There are so many things you can do with minimal equipment without needing access to a training facility. Even better, take your session outside to heat things up.
Here’s a great total body strength circuit along with a lung-burn to finish:
Ascending Ladder: Reps 2,4,5,8,10,12
Single Leg Dead lifts
Bent Over Rows
Push ups On Kettle bell / Dumbbell
Or you can try: EMOTM – 12 Minutes
30 Second Plank
Walk / Sprint / Jog on The Beach
Not only does this require NO equipment, you don’t even have to wear shoes! Taking long walks on the beach are perfect for a low-intensity or recovery workout. Try a walk-jog using intervals or even a set of sprints to really get the lungs burning and your legs fired up.
3 mile walk on the beach
1 minute walk / 1 minute jog for 20 minutes
10 – 50ft Sprints (1 minute rest in between)
Body weight Conditioning
This can be done anytime, anywhere with minimal to no equipment. The goal is to get your heart rate up! Try EMOTM (every minute on the minute) workouts using a mix of bodyweight movements like squats, pushups, dips off a chair, or crunches and cardio movements like jump squats, jumping lunges, burpees, or jumping jacks.
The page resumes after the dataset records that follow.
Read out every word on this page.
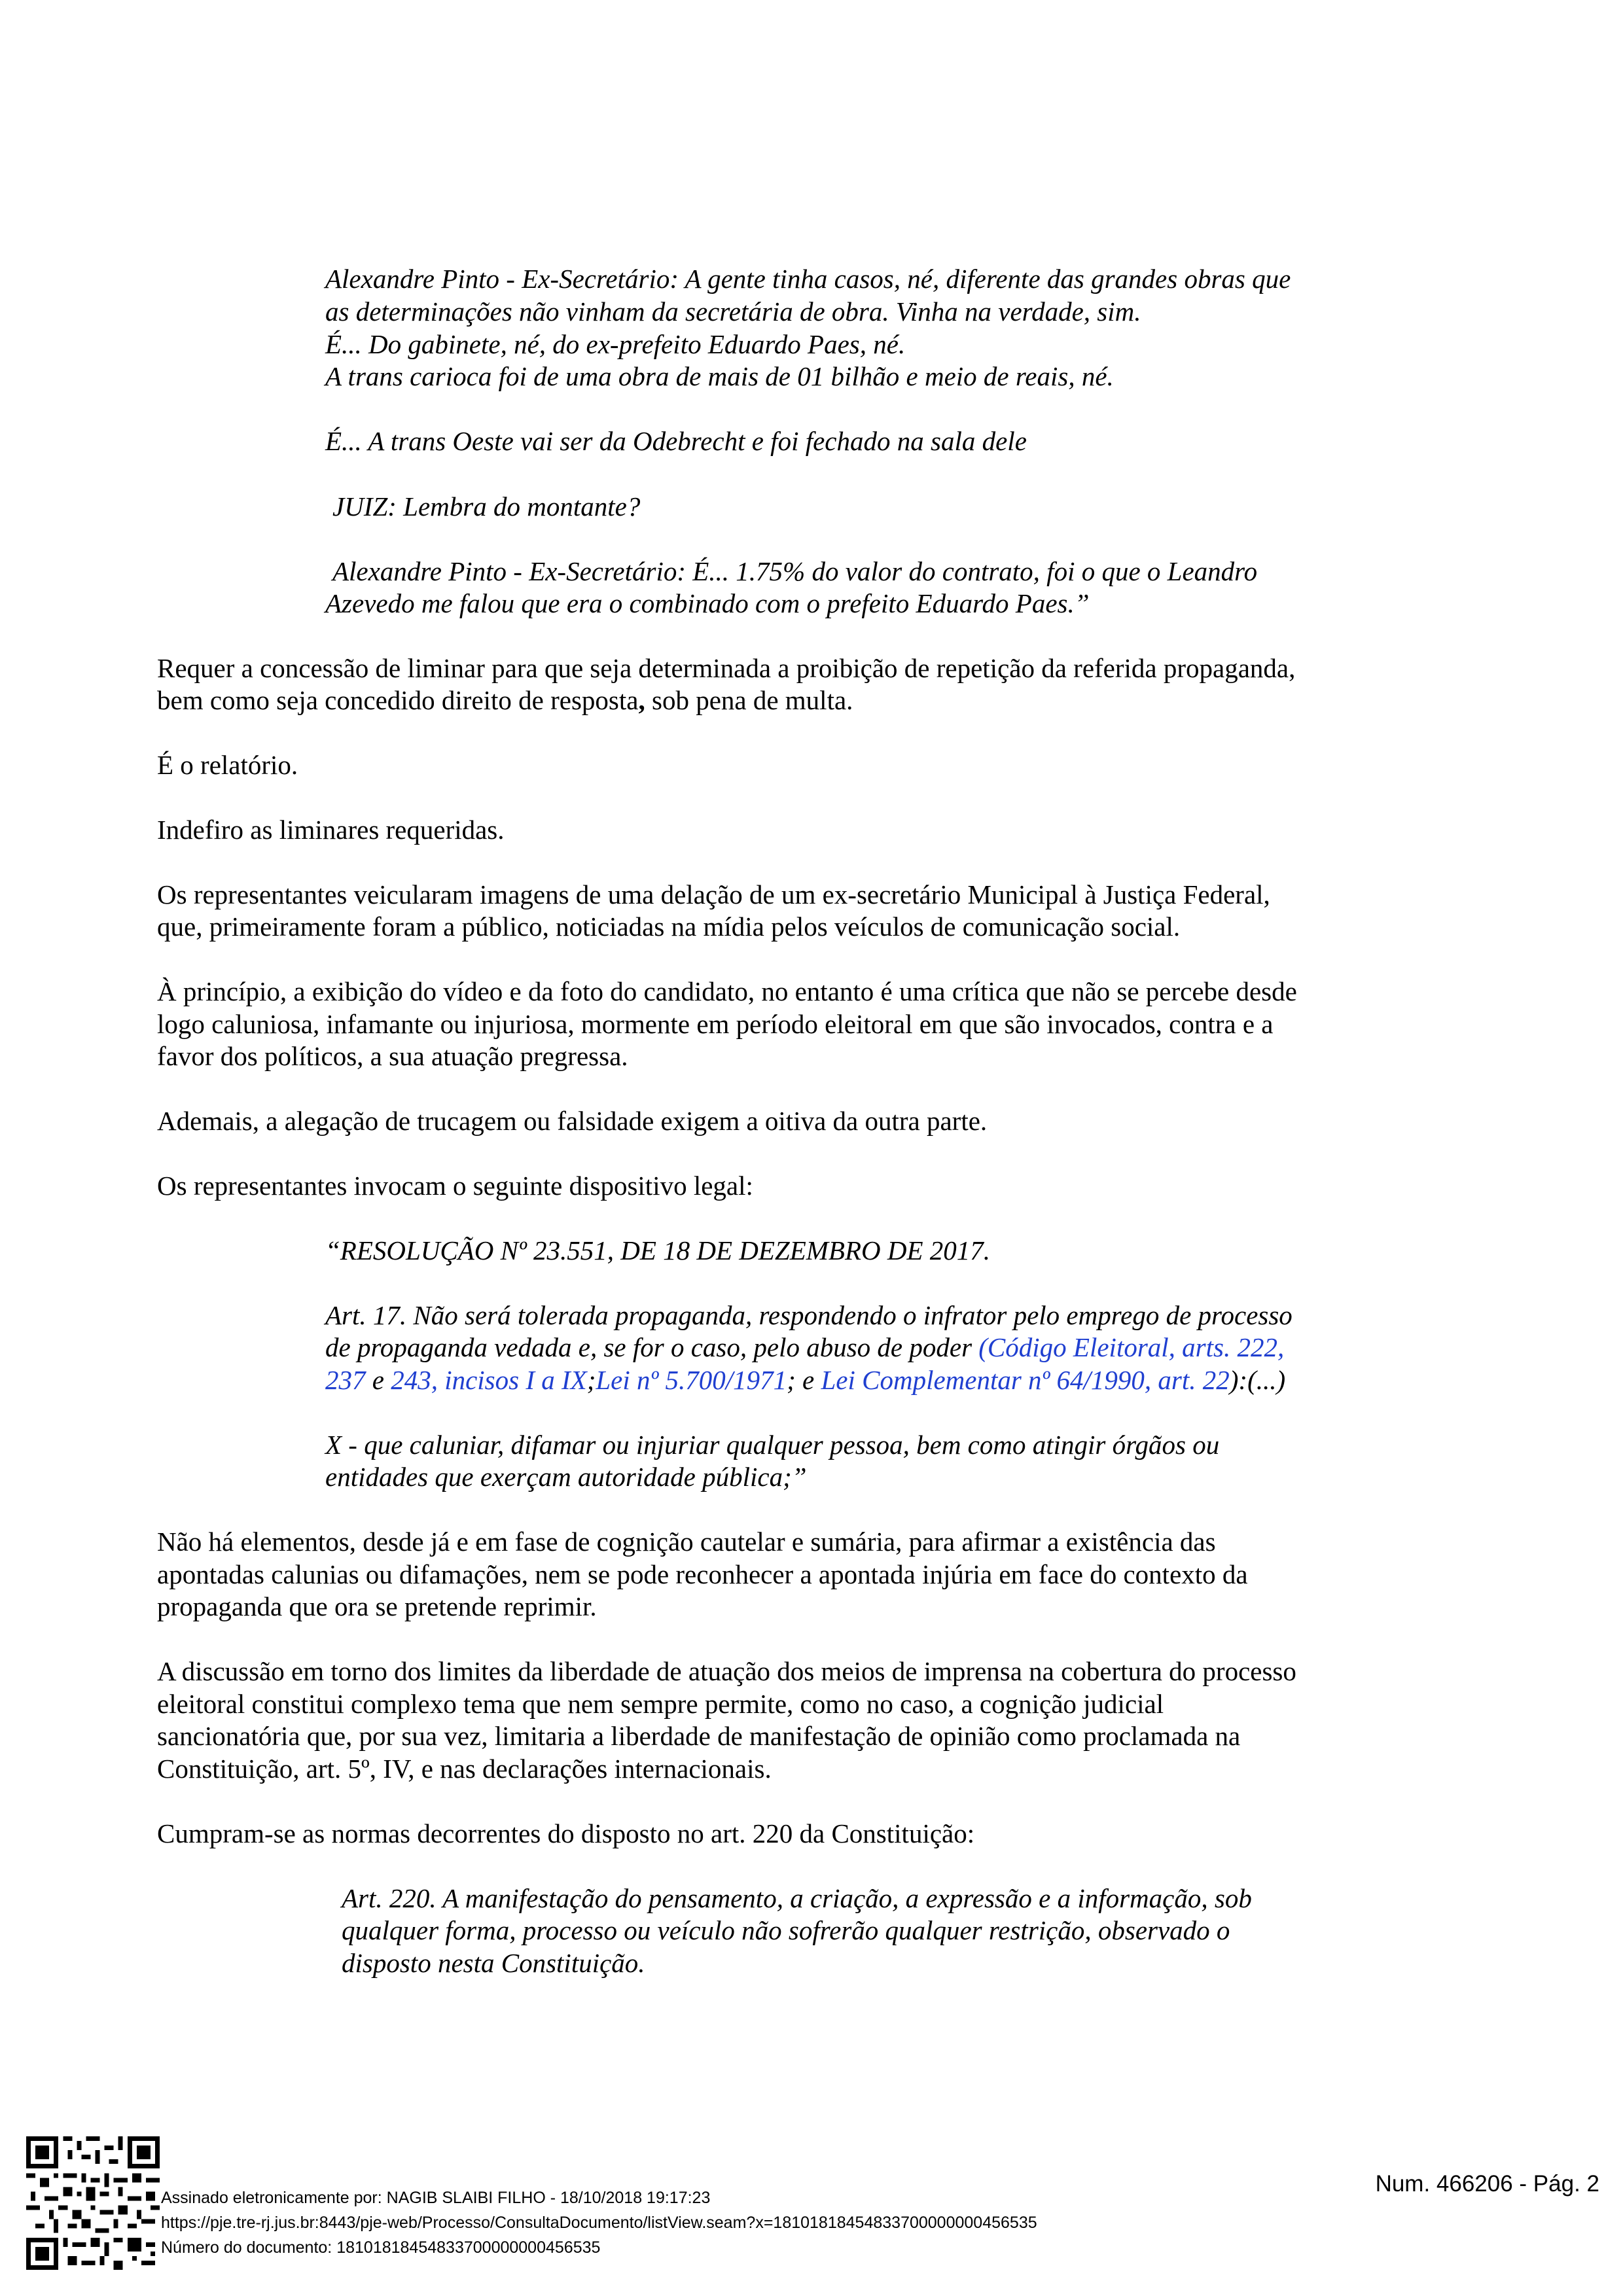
Alexandre Pinto - Ex-Secretário: A gente tinha casos, né, diferente das grandes obras que

as determinações não vinham da secretária de obra. Vinha na verdade, sim.

É... Do gabinete, né, do ex-prefeito Eduardo Paes, né.

A trans carioca foi de uma obra de mais de 01 bilhão e meio de reais, né.

É... A trans Oeste vai ser da Odebrecht e foi fechado na sala dele

JUIZ: Lembra do montante?

Alexandre Pinto - Ex-Secretário: É... 1.75% do valor do contrato, foi o que o Leandro

Azevedo me falou que era o combinado com o prefeito Eduardo Paes.”

Requer a concessão de liminar para que seja determinada a proibição de repetição da referida propaganda,

bem como seja concedido direito de resposta, sob pena de multa.

É o relatório.

Indefiro as liminares requeridas.

Os representantes veicularam imagens de uma delação de um ex-secretário Municipal à Justiça Federal,

que, primeiramente foram a público, noticiadas na mídia pelos veículos de comunicação social.

À princípio, a exibição do vídeo e da foto do candidato, no entanto é uma crítica que não se percebe desde

logo caluniosa, infamante ou injuriosa, mormente em período eleitoral em que são invocados, contra e a

favor dos políticos, a sua atuação pregressa.

Ademais, a alegação de trucagem ou falsidade exigem a oitiva da outra parte.

Os representantes invocam o seguinte dispositivo legal:

“RESOLUÇÃO Nº 23.551, DE 18 DE DEZEMBRO DE 2017.

Art. 17. Não será tolerada propaganda, respondendo o infrator pelo emprego de processo

de propaganda vedada e, se for o caso, pelo abuso de poder (Código Eleitoral, arts. 222,

237 e 243, incisos I a IX;Lei nº 5.700/1971; e Lei Complementar nº 64/1990, art. 22):(...)

X - que caluniar, difamar ou injuriar qualquer pessoa, bem como atingir órgãos ou

entidades que exerçam autoridade pública;”

Não há elementos, desde já e em fase de cognição cautelar e sumária, para afirmar a existência das

apontadas calunias ou difamações, nem se pode reconhecer a apontada injúria em face do contexto da

propaganda que ora se pretende reprimir.

A discussão em torno dos limites da liberdade de atuação dos meios de imprensa na cobertura do processo

eleitoral constitui complexo tema que nem sempre permite, como no caso, a cognição judicial

sancionatória que, por sua vez, limitaria a liberdade de manifestação de opinião como proclamada na

Constituição, art. 5º, IV, e nas declarações internacionais.

Cumpram-se as normas decorrentes do disposto no art. 220 da Constituição:

Art. 220. A manifestação do pensamento, a criação, a expressão e a informação, sob

qualquer forma, processo ou veículo não sofrerão qualquer restrição, observado o

disposto nesta Constituição.

Assinado eletronicamente por: NAGIB SLAIBI FILHO - 18/10/2018 19:17:23
https://pje.tre-rj.jus.br:8443/pje-web/Processo/ConsultaDocumento/listView.seam?x=18101818454833700000000456535
Número do documento: 18101818454833700000000456535
Num. 466206 - Pág. 2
You can also do an AMRAP (as many rounds as possible) if you want to keep moving the entire time.
Here’s two conditioning sessions you can try:
EMOTM – 24 Minutes
15 Jump Squats
10-15 Dips off Chair
6 Lateral Lunges Each Side
AMRAP – 10 Minutes
6 Broad Jumps
12 Plank Shoulder Taps
6 Knee Tuck Jumps
10 Close Grip Pushups
Think outside the box
There’s so many activities you can do while on vacation! Explore the area on foot, plan a hike, play beach volleyball, go paddle boarding or rent bikes on the boardwalk.
You can even find a local gym and buy a week pass or attend some of the classes offered. Maybe give yoga on the beach a try!
No matter your vacation destination, there’s always a way to fit in quick workouts here and there. Keep in mind that you’re on vacation to relax, so don’t feel guilty about cutting your workout time in half or making some modifications. In fact, shorter workout times may equal higher intensity which can make for an even better sweat! A little bit of planning and following these five tips will ensure you have a great vacation without missing a beat in the gym.